Michael Oher petitioned a Tennessee court Monday with allegations that his adoption by the Tuohys was a lie, according to ESPN’s Michael A. Fletcher.
Oher, a former NFL player and the subject of the Oscar-winning film “The Blind Side,” states in the 14-page petition that Sean and Leigh Anne Tuohy never adopted him. He adds that the Tuohys instead tricked him into signing onto a conservatorship shortly after he turned 18 that gave them legal authority to make business deals in his name.
The movie, released in 2009, earned more than $300 million. Oher says the Tuohys signed a deal that paid them and their two birth children millions of dollars in royalties while he didn’t get anything. The Tuohys have continued calling Oher their adopted son, using the story to promote their foundation and motivational speeches.
Oher’s petition asks the court to end the Tuohys’ conservatorship and issue an injunction barring them from using his name and likeness.
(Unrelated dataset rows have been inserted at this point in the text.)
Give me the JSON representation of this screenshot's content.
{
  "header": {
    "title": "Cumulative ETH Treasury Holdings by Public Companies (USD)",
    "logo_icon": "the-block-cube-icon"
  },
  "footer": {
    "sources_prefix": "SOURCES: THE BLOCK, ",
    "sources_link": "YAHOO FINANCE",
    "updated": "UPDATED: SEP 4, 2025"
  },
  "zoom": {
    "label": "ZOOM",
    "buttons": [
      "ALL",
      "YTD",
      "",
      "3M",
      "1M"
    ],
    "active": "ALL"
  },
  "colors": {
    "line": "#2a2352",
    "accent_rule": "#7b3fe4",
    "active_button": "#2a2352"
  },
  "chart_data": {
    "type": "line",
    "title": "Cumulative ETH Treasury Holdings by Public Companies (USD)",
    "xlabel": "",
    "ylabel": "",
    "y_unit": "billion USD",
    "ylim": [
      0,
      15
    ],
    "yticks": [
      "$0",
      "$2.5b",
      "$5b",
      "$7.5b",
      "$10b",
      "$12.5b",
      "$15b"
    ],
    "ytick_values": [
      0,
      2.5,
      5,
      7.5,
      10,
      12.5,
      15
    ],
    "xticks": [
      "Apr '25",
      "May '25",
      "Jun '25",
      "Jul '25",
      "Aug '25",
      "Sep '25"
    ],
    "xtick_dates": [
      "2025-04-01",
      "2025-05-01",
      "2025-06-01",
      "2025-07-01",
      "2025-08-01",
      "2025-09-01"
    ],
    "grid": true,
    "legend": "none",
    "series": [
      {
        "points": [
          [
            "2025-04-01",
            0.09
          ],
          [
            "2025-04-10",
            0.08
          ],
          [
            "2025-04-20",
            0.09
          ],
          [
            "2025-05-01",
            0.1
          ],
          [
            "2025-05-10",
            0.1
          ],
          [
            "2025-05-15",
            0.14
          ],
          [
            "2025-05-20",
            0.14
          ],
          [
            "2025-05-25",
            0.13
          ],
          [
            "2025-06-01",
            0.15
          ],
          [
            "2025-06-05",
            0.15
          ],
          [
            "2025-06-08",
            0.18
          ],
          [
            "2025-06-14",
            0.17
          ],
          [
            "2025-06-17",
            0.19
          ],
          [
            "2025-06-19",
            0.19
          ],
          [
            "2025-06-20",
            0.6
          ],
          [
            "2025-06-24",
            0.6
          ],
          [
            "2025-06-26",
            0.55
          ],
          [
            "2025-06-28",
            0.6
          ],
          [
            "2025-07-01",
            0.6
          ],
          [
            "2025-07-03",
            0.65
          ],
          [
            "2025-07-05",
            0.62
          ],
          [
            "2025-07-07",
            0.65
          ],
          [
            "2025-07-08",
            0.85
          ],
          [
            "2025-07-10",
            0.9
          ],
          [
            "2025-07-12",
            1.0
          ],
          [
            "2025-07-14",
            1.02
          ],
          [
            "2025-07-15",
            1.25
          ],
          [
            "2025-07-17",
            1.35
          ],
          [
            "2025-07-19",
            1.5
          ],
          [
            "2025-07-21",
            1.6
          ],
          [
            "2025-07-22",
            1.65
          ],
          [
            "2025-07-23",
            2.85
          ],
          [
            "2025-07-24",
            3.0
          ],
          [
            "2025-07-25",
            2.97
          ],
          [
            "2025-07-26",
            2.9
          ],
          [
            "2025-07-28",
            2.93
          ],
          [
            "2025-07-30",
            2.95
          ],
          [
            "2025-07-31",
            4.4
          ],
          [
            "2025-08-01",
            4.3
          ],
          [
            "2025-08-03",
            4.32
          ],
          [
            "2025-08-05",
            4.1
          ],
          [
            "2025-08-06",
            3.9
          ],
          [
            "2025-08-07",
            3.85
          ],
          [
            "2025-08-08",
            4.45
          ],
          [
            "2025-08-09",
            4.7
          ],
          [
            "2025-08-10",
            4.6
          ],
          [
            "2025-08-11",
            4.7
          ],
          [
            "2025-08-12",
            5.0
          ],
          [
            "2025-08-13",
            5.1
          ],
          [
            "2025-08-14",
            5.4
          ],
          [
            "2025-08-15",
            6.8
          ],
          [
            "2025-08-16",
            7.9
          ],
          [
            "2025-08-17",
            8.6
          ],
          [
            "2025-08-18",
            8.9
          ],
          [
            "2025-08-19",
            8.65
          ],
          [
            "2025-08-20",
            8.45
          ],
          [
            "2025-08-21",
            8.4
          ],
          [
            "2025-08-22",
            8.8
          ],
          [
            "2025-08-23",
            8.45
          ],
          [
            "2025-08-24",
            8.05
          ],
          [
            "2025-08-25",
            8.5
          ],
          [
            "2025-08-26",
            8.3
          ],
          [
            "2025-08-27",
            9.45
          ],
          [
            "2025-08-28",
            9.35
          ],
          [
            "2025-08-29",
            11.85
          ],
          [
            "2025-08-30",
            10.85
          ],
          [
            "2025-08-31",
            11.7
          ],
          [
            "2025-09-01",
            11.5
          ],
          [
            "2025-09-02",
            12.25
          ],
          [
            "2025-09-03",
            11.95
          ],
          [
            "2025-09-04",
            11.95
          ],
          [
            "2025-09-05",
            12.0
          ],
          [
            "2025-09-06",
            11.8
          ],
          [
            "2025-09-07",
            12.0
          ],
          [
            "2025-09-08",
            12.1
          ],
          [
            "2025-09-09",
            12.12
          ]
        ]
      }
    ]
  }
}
It also seeks a full accounting of the money the family earned using his name, and for Oher to be paid his fair share of profits, Fletcher reports.
“The lie of Michael’s adoption is one upon which co-conservators Leigh Anne Tuohy and Sean Tuohy have enriched themselves at the expense of their ward, the undersigned Michael Oher,” the petition says, per Fletcher. “Michael Oher discovered this lie to his chagrin and embarrassment in February of 2023, when he learned that the conservatorship to which he consented on the basis that doing so would make him a member of the Tuohy family, in fact provided him no familial relationship with the Tuohys.”
Oher was a high school senior when he signed the conservatorship deal. In his 2011 best-selling memoir “I Beat the Odds,” he wrote that the Tuohys told him at the time that adoption and conservatorship were essentially the same thing. If the Tuohys had adopted Oher, he would have been a legal member of their family and retained the power to handle his financial situation, notes Fletcher.
The Baltimore Ravens drafted Oher 23rd overall in 2009 after he posted a standout career at Ole Miss. In addition to Baltimore (2009-13), the 37-year-old played on the Tennessee Titans (2014) and Carolina Panthers (2015-16) before retiring
Oher’s attorney, J. Gerard Stranch IV, said that Oher didn’t thoroughly investigate his situation and the movie deal until after he retired from pro football because the film’s success coincided with the beginning of his NFL career.
“Mike didn’t grow up with a stable family life. When the Tuohy family told Mike they loved him and wanted to adopt him, it filled a void that had been with him his entire life,” Stranch said. “Discovering that he wasn’t actually adopted devastated Mike and wounded him deeply.”
Oher earned $34.5 million across nine NFL seasons, according to Spotrac.